Maine hunters could see big changes in deer regulations this fall under a new proposal from the state’s Department of Inland Fisheries and Wildlife (DIFW) that calls for a sharp increase in the doe harvest in some parts of the state and the purchase of wintering habitat to boost whitetail numbers in others. The habitat purchases would be funded by Maine’s first-ever fee for deer permits.
The state has traditionally issued a free any-deer permit that allows hunters to take one antlered deer or one antlerless deer. Under the plan authorized by a bill that passed the state legislature earlier this month, the DIFW would institute a deer lottery that would allow hunters to harvest both a doe and a buck. The lottery would be free to enter, but hunters who are drawn would have to pay a $12 fee for the permit.

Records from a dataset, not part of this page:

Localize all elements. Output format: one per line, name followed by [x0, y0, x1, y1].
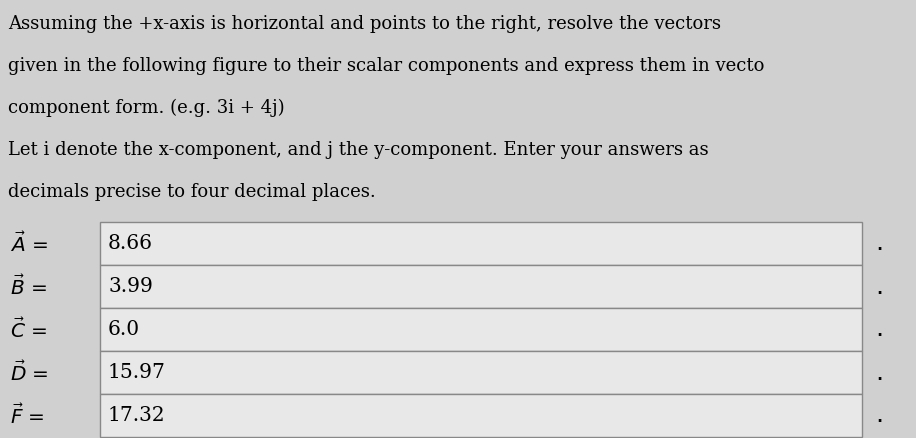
- Text: $\vec{C}$ =: $\vec{C}$ =: [10, 317, 48, 342]
- Text: $\vec{B}$ =: $\vec{B}$ =: [10, 274, 47, 299]
- Text: .: .: [875, 273, 883, 300]
- Text: 3.99: 3.99: [108, 277, 153, 296]
- Text: .: .: [875, 317, 883, 343]
- Text: given in the following figure to their scalar components and express them in vec: given in the following figure to their s…: [8, 57, 764, 75]
- Text: .: .: [875, 230, 883, 257]
- Text: component form. (e.g. 3i + 4j): component form. (e.g. 3i + 4j): [8, 99, 285, 117]
- Text: $\vec{F}$ =: $\vec{F}$ =: [10, 403, 45, 428]
- Text: Let i denote the x-component, and j the y-component. Enter your answers as: Let i denote the x-component, and j the …: [8, 141, 709, 159]
- Text: .: .: [875, 403, 883, 428]
- Bar: [100, 265, 862, 308]
- Text: decimals precise to four decimal places.: decimals precise to four decimal places.: [8, 183, 376, 201]
- Text: $\vec{D}$ =: $\vec{D}$ =: [10, 360, 49, 385]
- Text: .: .: [875, 360, 883, 385]
- Bar: [100, 351, 862, 394]
- Text: 15.97: 15.97: [108, 363, 166, 382]
- Bar: [100, 222, 862, 265]
- Bar: [100, 308, 862, 351]
- Text: 8.66: 8.66: [108, 234, 153, 253]
- Text: 6.0: 6.0: [108, 320, 140, 339]
- Text: 17.32: 17.32: [108, 406, 166, 425]
- Text: $\vec{A}$ =: $\vec{A}$ =: [10, 231, 48, 256]
- Bar: [100, 394, 862, 437]
- Text: Assuming the +x-axis is horizontal and points to the right, resolve the vectors: Assuming the +x-axis is horizontal and p…: [8, 15, 721, 33]
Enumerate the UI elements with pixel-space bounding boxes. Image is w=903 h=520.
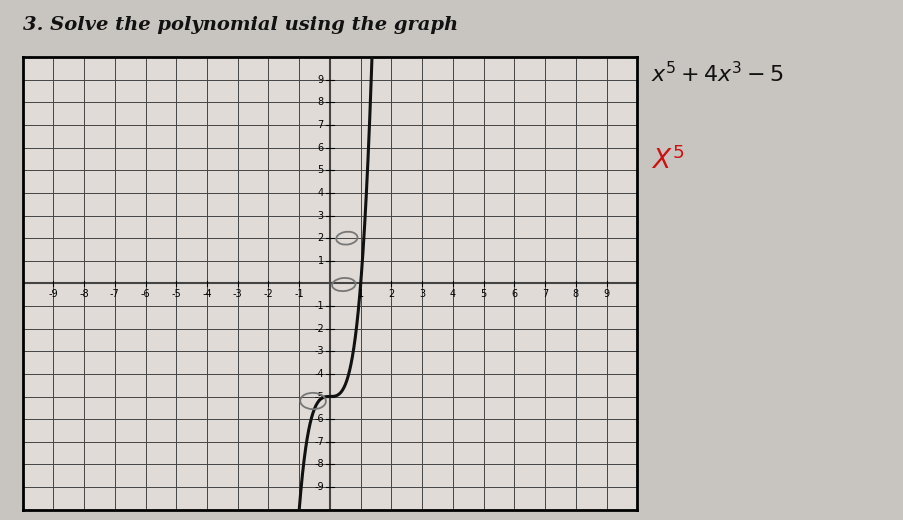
Text: -2: -2 xyxy=(313,323,323,334)
Text: 3. Solve the polynomial using the graph: 3. Solve the polynomial using the graph xyxy=(23,16,457,34)
Text: $x^5 + 4x^3 - 5$: $x^5 + 4x^3 - 5$ xyxy=(650,62,783,87)
Text: 4: 4 xyxy=(450,289,455,299)
Text: -6: -6 xyxy=(141,289,150,299)
Text: -4: -4 xyxy=(314,369,323,379)
Text: 6: 6 xyxy=(511,289,517,299)
Text: 2: 2 xyxy=(388,289,394,299)
Text: 6: 6 xyxy=(317,142,323,153)
Text: 3: 3 xyxy=(419,289,424,299)
Text: 4: 4 xyxy=(317,188,323,198)
Text: -9: -9 xyxy=(49,289,58,299)
Text: 7: 7 xyxy=(542,289,547,299)
Text: -1: -1 xyxy=(314,301,323,311)
Text: -1: -1 xyxy=(294,289,303,299)
Text: $X^5$: $X^5$ xyxy=(650,146,684,174)
Text: -7: -7 xyxy=(313,437,323,447)
Text: -7: -7 xyxy=(110,289,119,299)
Text: -3: -3 xyxy=(233,289,242,299)
Text: 5: 5 xyxy=(480,289,486,299)
Text: 5: 5 xyxy=(317,165,323,175)
Text: -6: -6 xyxy=(314,414,323,424)
Text: -2: -2 xyxy=(264,289,273,299)
Text: 9: 9 xyxy=(603,289,609,299)
Text: 3: 3 xyxy=(317,211,323,220)
Text: -8: -8 xyxy=(79,289,88,299)
Text: 1: 1 xyxy=(358,289,363,299)
Text: 8: 8 xyxy=(573,289,578,299)
Text: -8: -8 xyxy=(314,459,323,470)
Text: -5: -5 xyxy=(172,289,181,299)
Text: 7: 7 xyxy=(317,120,323,130)
Text: -3: -3 xyxy=(314,346,323,356)
Text: -9: -9 xyxy=(314,482,323,492)
Text: 9: 9 xyxy=(317,75,323,85)
Text: 1: 1 xyxy=(317,256,323,266)
Text: 8: 8 xyxy=(317,97,323,108)
Text: 2: 2 xyxy=(317,233,323,243)
Text: -4: -4 xyxy=(202,289,211,299)
Text: -5: -5 xyxy=(313,392,323,401)
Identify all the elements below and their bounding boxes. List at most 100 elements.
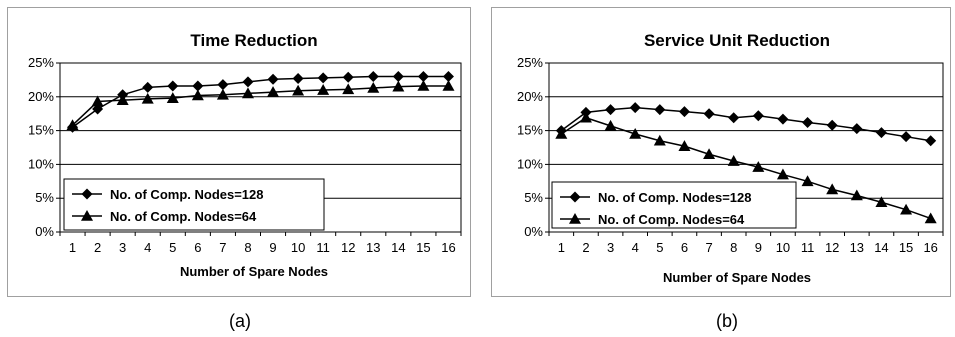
x-tick-label: 3 [607, 240, 614, 255]
legend-label: No. of Comp. Nodes=128 [110, 187, 264, 202]
data-point [292, 84, 305, 96]
x-tick-label: 14 [874, 240, 888, 255]
series-line [72, 85, 449, 126]
data-point [875, 196, 888, 208]
y-tick-label: 10% [517, 156, 543, 171]
x-tick-label: 4 [144, 240, 151, 255]
data-point [217, 79, 229, 91]
x-tick-label: 4 [632, 240, 639, 255]
time-reduction-chart: Time Reduction Number of Spare Nodes 0% 5… [28, 31, 462, 279]
x-tick-label: 16 [441, 240, 455, 255]
x-tick-label: 15 [416, 240, 430, 255]
x-tick-label: 13 [850, 240, 864, 255]
data-point [924, 212, 937, 224]
data-point [141, 92, 154, 104]
y-tick-label: 10% [28, 156, 54, 171]
y-tick-label: 20% [28, 89, 54, 104]
data-point [875, 127, 887, 139]
data-point [728, 112, 740, 124]
data-point [703, 108, 715, 120]
y-tick-label: 25% [28, 55, 54, 70]
data-point [802, 116, 814, 128]
data-point [317, 72, 329, 84]
data-point [317, 84, 330, 95]
x-tick-label: 12 [825, 240, 839, 255]
data-point [826, 119, 838, 131]
x-tick-label: 1 [558, 240, 565, 255]
x-tick-label: 11 [801, 240, 815, 255]
data-point [442, 79, 455, 91]
data-point [629, 127, 642, 139]
legend-label: No. of Comp. Nodes=128 [598, 190, 752, 205]
chart-panel-b: Service Unit Reduction Number of Spare N… [491, 7, 951, 297]
series-2 [66, 79, 455, 130]
x-tick-label: 12 [341, 240, 355, 255]
data-point [629, 102, 641, 114]
data-point [752, 161, 765, 172]
data-point [267, 86, 280, 97]
data-point [850, 189, 863, 201]
x-tick-label: 6 [194, 240, 201, 255]
y-tick-label: 15% [517, 123, 543, 138]
legend: No. of Comp. Nodes=128 No. of Comp. Nodes… [551, 181, 797, 229]
data-point [678, 140, 691, 151]
x-tick-label: 8 [730, 240, 737, 255]
data-point [851, 123, 863, 135]
data-point [192, 80, 204, 92]
data-point [417, 79, 430, 91]
x-tick-label: 9 [269, 240, 276, 255]
x-tick-label: 2 [582, 240, 589, 255]
x-tick-label: 2 [94, 240, 101, 255]
caption-a: (a) [229, 311, 251, 331]
legend-label: No. of Comp. Nodes=64 [110, 209, 257, 224]
data-point [605, 104, 617, 116]
x-tick-label: 9 [755, 240, 762, 255]
data-point [703, 148, 716, 160]
x-tick-label: 15 [899, 240, 913, 255]
y-tick-label: 5% [35, 190, 54, 205]
data-point [654, 104, 666, 116]
x-tick-label: 5 [656, 240, 663, 255]
series-line [560, 116, 931, 220]
x-tick-label: 10 [291, 240, 305, 255]
data-point [826, 183, 839, 195]
y-tick-label: 15% [28, 123, 54, 138]
data-point [777, 113, 789, 125]
data-point [342, 83, 355, 95]
legend-marker [81, 188, 93, 200]
data-point [678, 106, 690, 118]
data-point [392, 71, 404, 83]
chart-panel-a: Time Reduction Number of Spare Nodes 0% 5… [7, 7, 471, 297]
data-point [241, 87, 254, 99]
legend-marker [569, 191, 581, 203]
x-tick-label: 16 [923, 240, 937, 255]
x-tick-label: 3 [119, 240, 126, 255]
x-tick-label: 14 [391, 240, 405, 255]
data-point [116, 94, 129, 105]
data-point [367, 82, 380, 93]
series-1 [555, 102, 937, 147]
data-point [752, 110, 764, 122]
data-point [167, 80, 179, 92]
caption-b: (b) [716, 311, 738, 331]
data-point [267, 73, 279, 85]
data-point [342, 71, 354, 83]
x-axis-label: Number of Spare Nodes [663, 270, 811, 285]
data-point [900, 131, 912, 143]
data-point [776, 168, 789, 180]
legend-marker [569, 213, 581, 224]
x-tick-label: 13 [366, 240, 380, 255]
x-tick-label: 7 [219, 240, 226, 255]
data-point [653, 134, 666, 146]
chart-title: Time Reduction [190, 31, 317, 50]
x-tick-label: 10 [776, 240, 790, 255]
data-point [392, 80, 405, 92]
legend-label: No. of Comp. Nodes=64 [598, 212, 745, 227]
series-line [560, 106, 931, 142]
legend-box [551, 181, 797, 229]
x-tick-label: 11 [316, 240, 330, 255]
data-point [142, 81, 154, 93]
data-point [442, 71, 454, 83]
y-tick-label: 20% [517, 89, 543, 104]
data-point [191, 89, 204, 101]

Wildlife managers believe the new fee could raise $800,000 annually for Maine’s deer management fund. That money would be used to purchase properties with good deer habitat in northern, eastern, and western Maine. Deer numbers in those areas have been in decline for more than 20 years. In parts of central and southern Maine, by contrast, a decade of doe harvests that were below the DIFW’s management targets have led to soaring whitetail populations—and the nation’s highest incidence of Lyme disease. Officials hope the new system will get more permits into the hands of proficient deer hunters in the southern part of the state while raising funds to bolster deer populations elsewhere.
The any-deer permit “has been used pretty well, but over time it’s become less effective, particularly in parts of the state with a lot more deer,” state deer biologist Nathan Bieber, told the Portland Press Herald. “In central Maine, the effectiveness has gone down quite a bit.”
Maine recently tried to juice the deer harvest by nearly tripling the number of available any-deer permits from 68,000 in 2019 to 153,00 in 2021, but last year only 89,000 hunters applied. Anyone who wants to harvest a buck can do so just by purchasing a Maine hunting license—no deer permit required.
Read Next: The Best Trees (and Two Shrubs) for Deer Hunters to Plant
The proposal now requires action by the Legislature’s appropriations committee. It is open to public comment through DIFW’s rulemaking process until May 12. While any regulation that institutes a new fee will inevitably cause grumbling from some hunters, many wildlife advocates have publicly expressed support for the new plan, including David Trahan, the executive director of the Sportsman’s Alliance of Maine, who notes that more land in Maine’s Wildlife Management Area system would open more acreage to public access and recreation, while also benefitting a number of species in addition to whitetail deer. “It’s a big deal,” Trahan told the Press Herald. “I’ve seen the landscape here. In some areas, deer herds just don’t even exist anymore. We may not see [them all] come back in my lifetime, but we’ll have all the tools to do it.”